Der Film birst nur so vor den unerfüllbaren Konsumversprechen der Nachkriegszeit. Schamlos werden kleinbürgerliche Fluchtfantasien aus der provinziellen Enge bedient: Omnipräsente Werbetafeln locken mit Bildern vom Eiffelturm und leuchten des Nachts wie die 5th Avenue. In Spießerkneipen, die Moulin Rouge oder Playboy heißen, balzen brikettfrisierte Combos bräsige Volkslieder über Señoritas, Bambinas und die Hula-Mädchen von Hawaii, Südseemelodie mit Quetschkommode. Auch und gerade Sex ist als Luxusgut fest in die Warenwelt integriert, "Liebe geht durch den Wagen." Mädchen werden, auf einer Drehscheibe fläzend, gegen Schlumberger-Sekt flaschenweise versteigert, ökonomische Potenz ersetzt den Flirt. Dass sich ein Sozialversager wie Jablonsky sowas mit geringeren Mitteln nicht leisten kann, liegt auf der Hand. Der brutalste Mord findet folgerichtig an einer Schaufensterpuppe statt: Die Nase voll davon, selbige bloß immer an der Scheibe platt zu drücken, verschafft sich Jablonsky gewaltsam Zutritt und muss erkennen, dass die ihn bedrängenden Reize jenseits des kommerziellen Zeichenverkehrs keine reale Präsenz mehr besitzen. Wie die Puppe die materielle, hat er seine psychische Sollbruchstelle erreicht.

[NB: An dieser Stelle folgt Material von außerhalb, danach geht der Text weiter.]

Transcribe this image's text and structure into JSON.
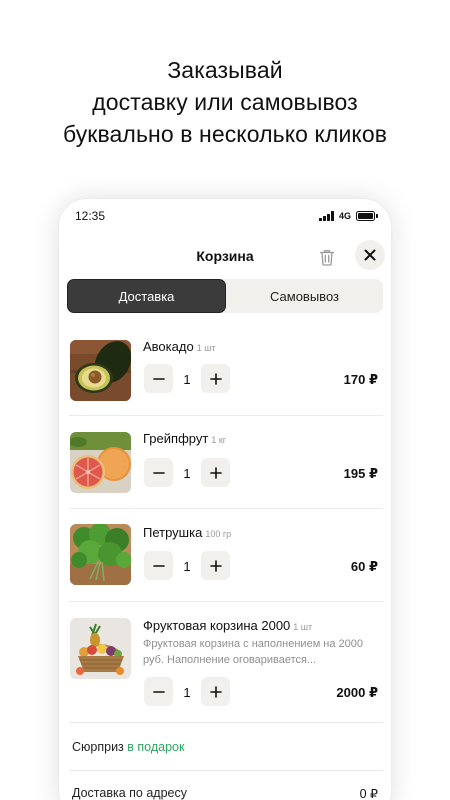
{
  "headline": [
    "Заказывай",
    "доставку или самовывоз",
    "буквально в несколько кликов"
  ],
  "status_bar": {
    "time": "12:35",
    "network": "4G"
  },
  "cart": {
    "title": "Корзина",
    "tabs": [
      {
        "label": "Доставка",
        "active": true
      },
      {
        "label": "Самовывоз",
        "active": false
      }
    ],
    "items": [
      {
        "name": "Авокадо",
        "unit": "1 шт",
        "description": "",
        "quantity": "1",
        "price": "170 ₽"
      },
      {
        "name": "Грейпфрут",
        "unit": "1 кг",
        "description": "",
        "quantity": "1",
        "price": "195 ₽"
      },
      {
        "name": "Петрушка",
        "unit": "100 гр",
        "description": "",
        "quantity": "1",
        "price": "60 ₽"
      },
      {
        "name": "Фруктовая корзина 2000",
        "unit": "1 шт",
        "description": "Фруктовая корзина с наполнением на 2000 руб. Наполнение оговаривается...",
        "quantity": "1",
        "price": "2000 ₽"
      }
    ],
    "surprise": {
      "text": "Сюрприз",
      "link": "в подарок"
    },
    "delivery": {
      "label": "Доставка по адресу",
      "value": "0 ₽"
    }
  },
  "colors": {
    "accent_green": "#2aa45f",
    "active_tab": "#3b3b3b",
    "control_bg": "#f1f0ec"
  },
  "icons": [
    "trash-icon",
    "close-icon",
    "minus-icon",
    "plus-icon",
    "signal-icon",
    "battery-icon"
  ]
}
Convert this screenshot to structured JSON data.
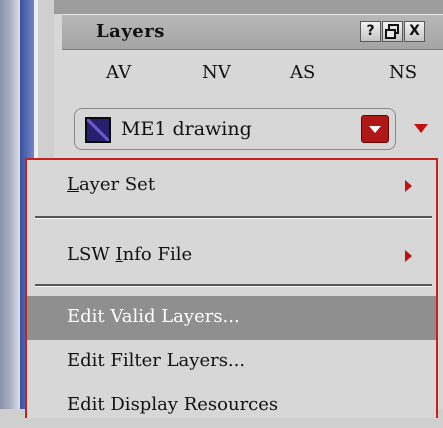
{
  "window": {
    "title": "Layers",
    "buttons": {
      "help": "?",
      "float": "🗗",
      "close": "X"
    }
  },
  "tabs": [
    "AV",
    "NV",
    "AS",
    "NS"
  ],
  "layer_select": {
    "selected": "ME1 drawing",
    "swatch_color": "#2a1f6e",
    "accent_color": "#b01818"
  },
  "menu": {
    "items": [
      {
        "label_pre": "",
        "label_ul": "L",
        "label_post": "ayer Set",
        "has_submenu": true
      },
      {
        "label_pre": "LSW ",
        "label_ul": "I",
        "label_post": "nfo File",
        "has_submenu": true
      },
      {
        "label": "Edit Valid Layers...",
        "highlighted": true
      },
      {
        "label": "Edit Filter Layers..."
      },
      {
        "label": "Edit Display Resources"
      }
    ]
  }
}
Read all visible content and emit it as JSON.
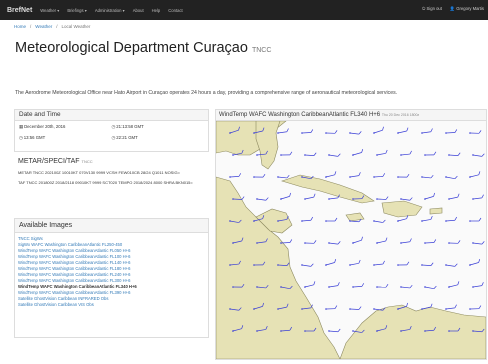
{
  "nav": {
    "brand": "BrefNet",
    "items": [
      "Weather ▾",
      "Briefings ▾",
      "Administration ▾",
      "About",
      "Help",
      "Contact"
    ],
    "right": [
      "⏻ Sign out",
      "👤 Gregory Martis"
    ]
  },
  "breadcrumb": [
    "Home",
    "Weather",
    "Local Weather"
  ],
  "page": {
    "title": "Meteorological Department Curaçao",
    "title_small": "TNCC",
    "lead": "The Aerodrome Meteorological Office near Hato Airport in Curaçao operates 24 hours a day, providing a comprehensive range of aeronautical meteorological services."
  },
  "datetime": {
    "heading": "Date and Time",
    "date": "December 20th, 2016",
    "time_gmt": "21:13:58 GMT",
    "time_local": "13:56 GMT",
    "time_local2": "22:21 GMT"
  },
  "metar": {
    "heading": "METAR/SPECI/TAF",
    "heading_small": "TNCC",
    "metar_text": "METAR TNCC 202100Z 10010KT 070V130 9999 VCSH FEW010CB 28/24 Q1011 NOSIG=",
    "taf_text": "TAF TNCC 201800Z 2018/2118 09010KT 9999 SCT020 TEMPO 2018/2024 8000 SHRA BKN015="
  },
  "images": {
    "heading": "Available Images",
    "items": [
      "TNCC SigWx",
      "SigWx WAFC Washington CaribbeanAtlantic FL250-450",
      "WindTemp WAFC Washington CaribbeanAtlantic FL050 H+6",
      "WindTemp WAFC Washington CaribbeanAtlantic FL100 H+6",
      "WindTemp WAFC Washington CaribbeanAtlantic FL140 H+6",
      "WindTemp WAFC Washington CaribbeanAtlantic FL180 H+6",
      "WindTemp WAFC Washington CaribbeanAtlantic FL240 H+6",
      "WindTemp WAFC Washington CaribbeanAtlantic FL300 H+6",
      "WindTemp WAFC Washington CaribbeanAtlantic FL340 H+6",
      "WindTemp WAFC Washington CaribbeanAtlantic FL390 H+6",
      "Satellite GhostVision Caribbean INFRARED Obs",
      "Satellite GhostVision Caribbean VIS Obs"
    ],
    "active_index": 8
  },
  "chart_panel": {
    "title": "WindTemp WAFC Washington CaribbeanAtlantic FL340 H+6",
    "title_small": "Thu 20 Dec 2016 1800z"
  },
  "colors": {
    "navbar": "#222222",
    "link": "#337ab7",
    "land": "#e6e2b5",
    "barb": "#3a3fd6"
  }
}
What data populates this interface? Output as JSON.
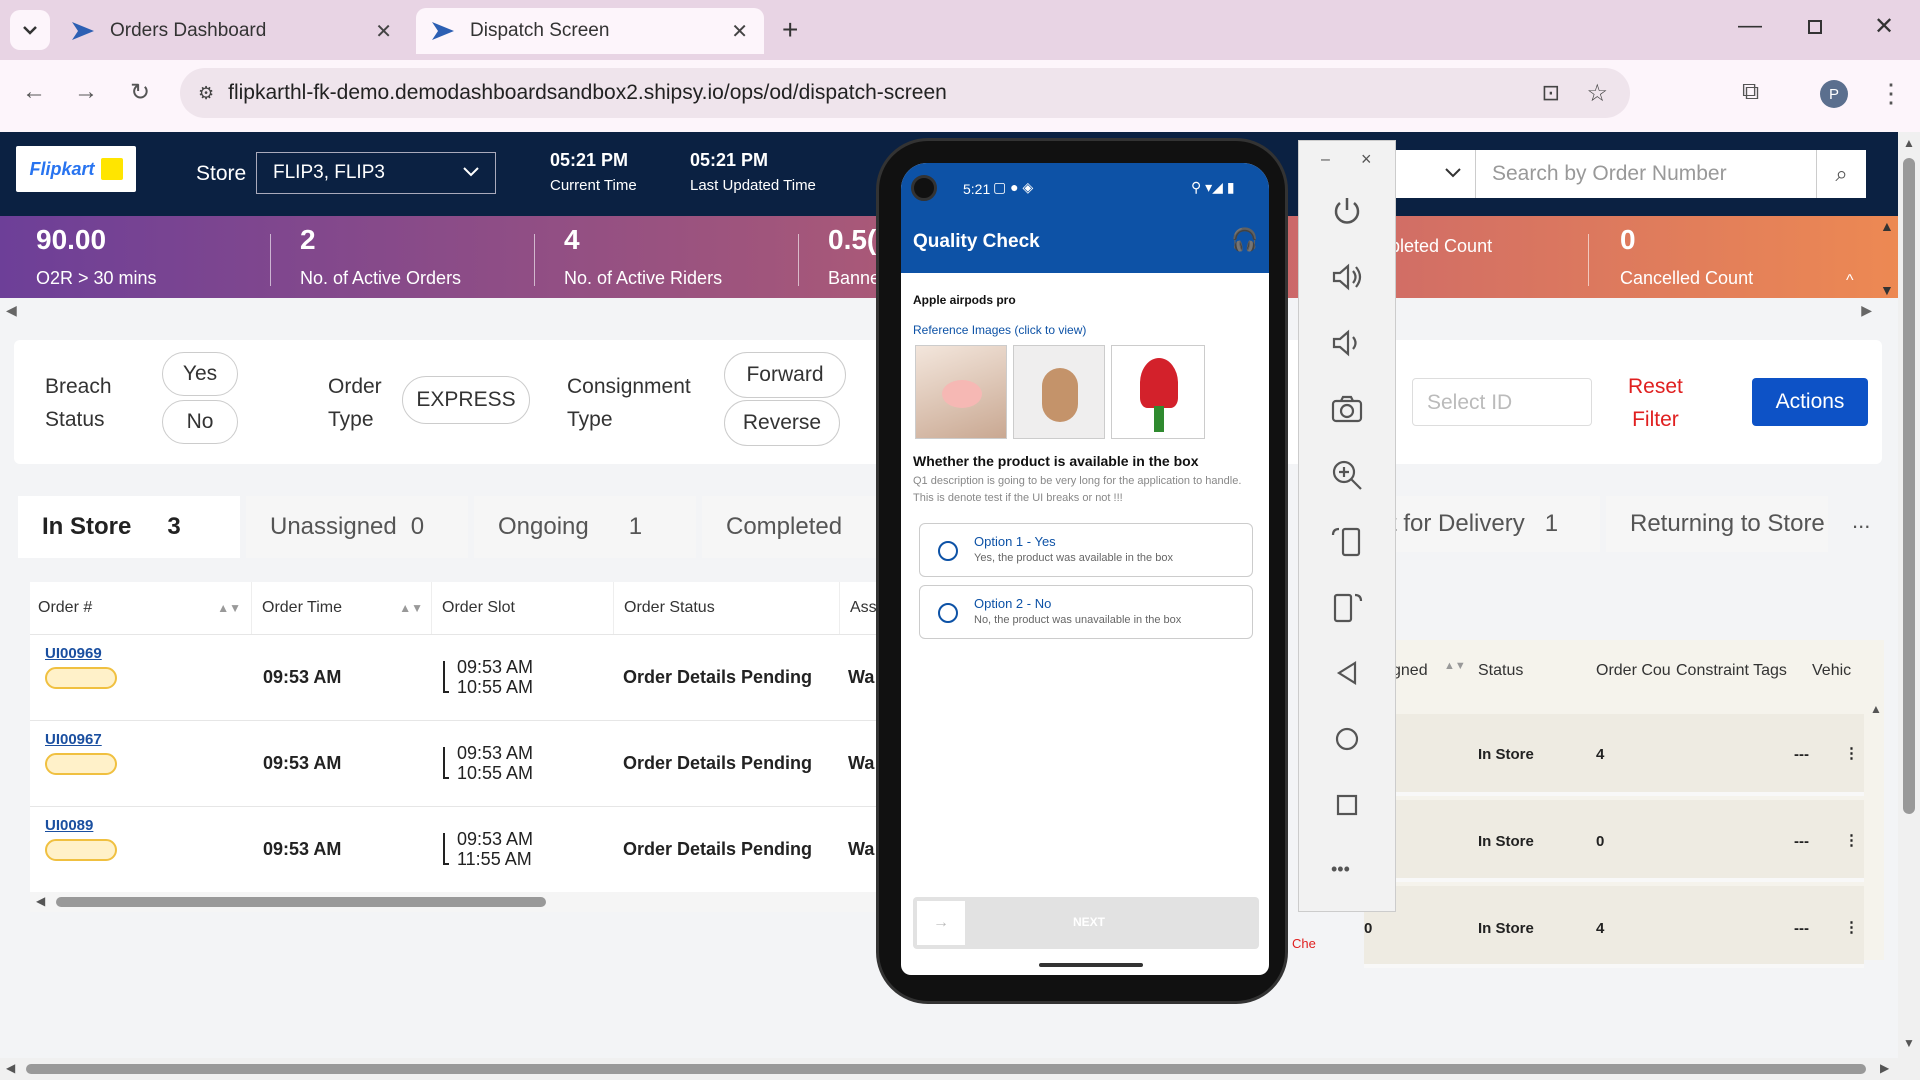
{
  "browser": {
    "tabs": [
      {
        "label": "Orders Dashboard"
      },
      {
        "label": "Dispatch Screen"
      }
    ],
    "url": "flipkarthl-fk-demo.demodashboardsandbox2.shipsy.io/ops/od/dispatch-screen",
    "profile_initial": "P"
  },
  "header": {
    "logo": "Flipkart",
    "store_label": "Store",
    "store_value": "FLIP3, FLIP3",
    "current_time": "05:21 PM",
    "current_time_label": "Current Time",
    "updated_time": "05:21 PM",
    "updated_time_label": "Last Updated Time",
    "search_placeholder": "Search by Order Number"
  },
  "metrics": [
    {
      "value": "90.00",
      "label": "O2R > 30 mins"
    },
    {
      "value": "2",
      "label": "No. of Active Orders"
    },
    {
      "value": "4",
      "label": "No. of Active Riders"
    },
    {
      "value": "0.5(",
      "label": "Banne"
    },
    {
      "value": "",
      "label": "pleted Count"
    },
    {
      "value": "0",
      "label": "Cancelled Count"
    }
  ],
  "filters": {
    "breach_label_1": "Breach",
    "breach_label_2": "Status",
    "yes": "Yes",
    "no": "No",
    "order_label_1": "Order",
    "order_label_2": "Type",
    "express": "EXPRESS",
    "consign_label_1": "Consignment",
    "consign_label_2": "Type",
    "forward": "Forward",
    "reverse": "Reverse",
    "select_id_placeholder": "Select ID",
    "reset_1": "Reset",
    "reset_2": "Filter",
    "actions": "Actions"
  },
  "status_tabs": [
    {
      "label": "In Store",
      "count": "3"
    },
    {
      "label": "Unassigned",
      "count": "0"
    },
    {
      "label": "Ongoing",
      "count": "1"
    },
    {
      "label": "Completed",
      "count": ""
    },
    {
      "label": "t for Delivery",
      "count": "1"
    },
    {
      "label": "Returning to Store",
      "count": ""
    }
  ],
  "more": "...",
  "table": {
    "headers": [
      "Order #",
      "Order Time",
      "Order Slot",
      "Order Status",
      "Assi"
    ],
    "rows": [
      {
        "id": "UI00969",
        "time": "09:53 AM",
        "slot_from": "09:53 AM",
        "slot_to": "10:55 AM",
        "status": "Order Details Pending",
        "assign": "Wa"
      },
      {
        "id": "UI00967",
        "time": "09:53 AM",
        "slot_from": "09:53 AM",
        "slot_to": "10:55 AM",
        "status": "Order Details Pending",
        "assign": "Wa"
      },
      {
        "id": "UI0089",
        "time": "09:53 AM",
        "slot_from": "09:53 AM",
        "slot_to": "11:55 AM",
        "status": "Order Details Pending",
        "assign": "Wa"
      }
    ]
  },
  "rider_table": {
    "headers": [
      "gned",
      "Status",
      "Order Cou",
      "Constraint Tags",
      "Vehic"
    ],
    "rows": [
      {
        "assigned": "",
        "status": "In Store",
        "count": "4",
        "tags": "---"
      },
      {
        "assigned": "",
        "status": "In Store",
        "count": "0",
        "tags": "---"
      },
      {
        "assigned": "0",
        "status": "In Store",
        "count": "4",
        "tags": "---"
      }
    ],
    "fragment": "Che"
  },
  "phone": {
    "time": "5:21",
    "title": "Quality Check",
    "product": "Apple airpods pro",
    "ref_images": "Reference Images (click to view)",
    "question": "Whether the product is available in the box",
    "description": "Q1 description is going to be very long for the application to handle. This is denote test if the UI breaks or not !!!",
    "options": [
      {
        "title": "Option 1 - Yes",
        "sub": "Yes, the product was available in the box"
      },
      {
        "title": "Option 2 - No",
        "sub": "No, the product was unavailable in the box"
      }
    ],
    "next": "NEXT"
  },
  "emulator": {
    "minimize": "–",
    "close": "×",
    "more": "•••"
  },
  "colors": {
    "header": "#0b2142",
    "accent": "#0d52a6",
    "actions": "#0d52c6",
    "reset": "#e02020"
  }
}
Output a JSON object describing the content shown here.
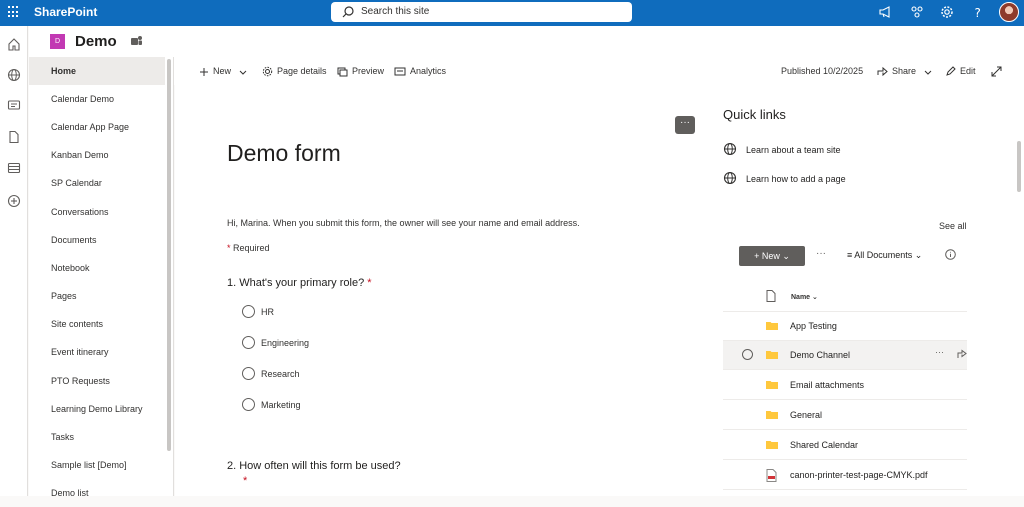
{
  "topbar": {
    "brand": "SharePoint",
    "search_placeholder": "Search this site"
  },
  "site": {
    "logo_letter": "D",
    "name": "Demo"
  },
  "nav": {
    "items": [
      {
        "label": "Home",
        "active": true
      },
      {
        "label": "Calendar Demo"
      },
      {
        "label": "Calendar App Page"
      },
      {
        "label": "Kanban Demo"
      },
      {
        "label": "SP Calendar"
      },
      {
        "label": "Conversations"
      },
      {
        "label": "Documents"
      },
      {
        "label": "Notebook"
      },
      {
        "label": "Pages"
      },
      {
        "label": "Site contents"
      },
      {
        "label": "Event itinerary"
      },
      {
        "label": "PTO Requests"
      },
      {
        "label": "Learning Demo Library"
      },
      {
        "label": "Tasks"
      },
      {
        "label": "Sample list [Demo]"
      },
      {
        "label": "Demo list"
      }
    ]
  },
  "commandbar": {
    "new": "New",
    "page_details": "Page details",
    "preview": "Preview",
    "analytics": "Analytics",
    "published": "Published 10/2/2025",
    "share": "Share",
    "edit": "Edit"
  },
  "form": {
    "more": "···",
    "title": "Demo form",
    "intro": "Hi, Marina. When you submit this form, the owner will see your name and email address.",
    "required_star": "*",
    "required_label": "Required",
    "q1": "1. What's your primary role?",
    "q1_star": "*",
    "options": [
      "HR",
      "Engineering",
      "Research",
      "Marketing"
    ],
    "q2": "2. How often will this form be used?",
    "q2_star": "*"
  },
  "quicklinks": {
    "title": "Quick links",
    "items": [
      "Learn about a team site",
      "Learn how to add a page"
    ]
  },
  "library": {
    "see_all": "See all",
    "new": "New",
    "more": "···",
    "view": "All Documents",
    "column_name": "Name",
    "rows": [
      {
        "name": "App Testing",
        "type": "folder"
      },
      {
        "name": "Demo Channel",
        "type": "folder",
        "selected": true
      },
      {
        "name": "Email attachments",
        "type": "folder"
      },
      {
        "name": "General",
        "type": "folder"
      },
      {
        "name": "Shared Calendar",
        "type": "folder"
      },
      {
        "name": "canon-printer-test-page-CMYK.pdf",
        "type": "pdf"
      }
    ]
  },
  "colors": {
    "suite_bar": "#0f6cbd",
    "site_logo": "#c239b3",
    "folder": "#ffc83d",
    "required": "#c50f1f"
  }
}
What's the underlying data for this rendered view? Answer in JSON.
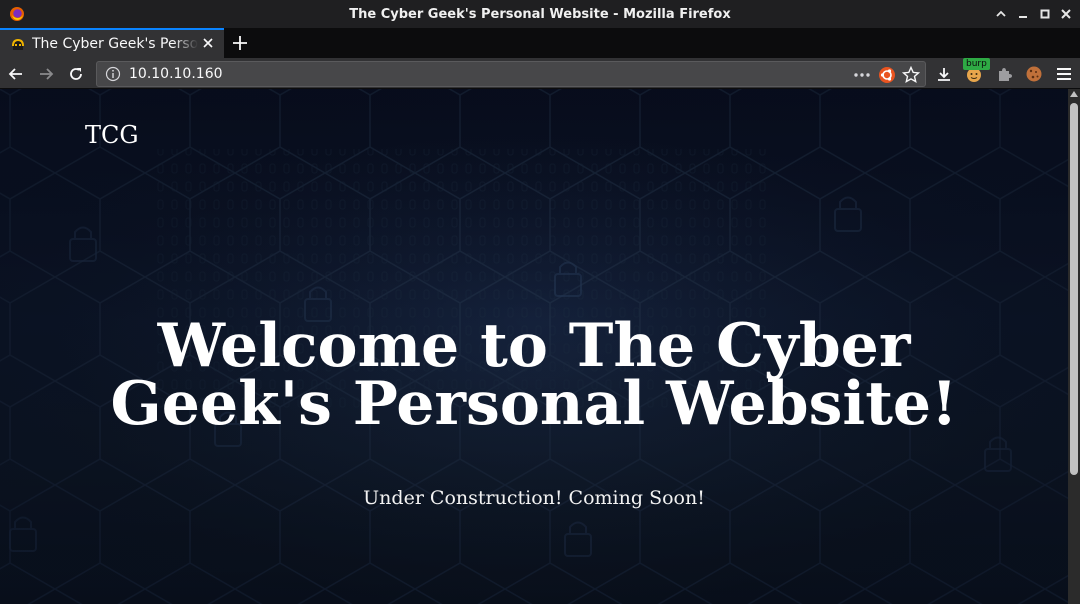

Eddy Saller ist in die Annalen eingegangen als österreichischer Russ Meyer, dabei ist zumindest GEISSEL DES FLEISCHES noch deutlich weniger anarchisch und tittenfixiert als die Filme des großen Vorbilds. Viel stärker orientiert sich Sallers Erstling am B-Noir und steckt dementsprechend voller Härten: die harten Kontraste der Nachtaufnahmen; das harte Tack-tack-tack der Absätze auf dem Kopfsteinpflaster; die harten Linien männlicher Scheitel und weiblicher Münder; der harte Realismus der oftmals quälend langen Mordsequenzen. Ein Besetzungscoup erster Güte ist Herbert Fux, später im deutschen Fernsehen zur männlichen Evelyn Hamann geworden, hier in seiner ersten, nahezu wortlosen Hauptrolle. Sein Jablonsky ist kein geifernder Triebtäter, sondern einer, der vor lauter Scham nicht weiß, wohin noch gucken, der sich unsagbar elend fühlt in seiner Haut. Mit Schweiß und Übelkeit revoltiert sein Körper gegen die Gesellschaft normal funktionierender Menschen und macht ihn so noch sichtbarer zum Aussätzigen. Auf der Pirsch nach Opfern kann er sich der verhassten Körperlichkeit entledigen, er wird zum Phantom, das zwischen zwei Schnitten vom Fleck weg verschwindet, von dem nur noch ein aufragender Schatten an der Häuserwand bleibt (Saller war, die expressionistische Lichtsetzung lässt es ahnen, in seiner späteren Karriere Beleuchter). Zum Schluss ein ironischer Dank bei Polizei und Justiz: Ohne deren krankhafte Sittlichkeitsvorstellungen hätte das Exploitationkino wahrlich nichts, wogegen es noch zu Felde ziehen könnte.

DVD.
Die DVD von donau film kommt mit FSK-Schutzhülle (ab 18, das muss man sich mal vorstellen!) und schönem Vintage-Wendecover. Das Bild ist im Mittelteil stellenweise reichlich verkratzt, drumrum leuchten Schwarz und Weiß aber ganz wunderbar. Jammerschade ist's um die Tonspur, die nur in hochdeutscher Synchro vorliegt; die ganze Pracht des Wiener Schmäh lässt sich ausschnittsweise anhand einer 20minütigen, schon etwas betagten Fernseh-Doku nachprüfen, in der Saller und Co (nicht sehr ergiebig) zu Wort kommen.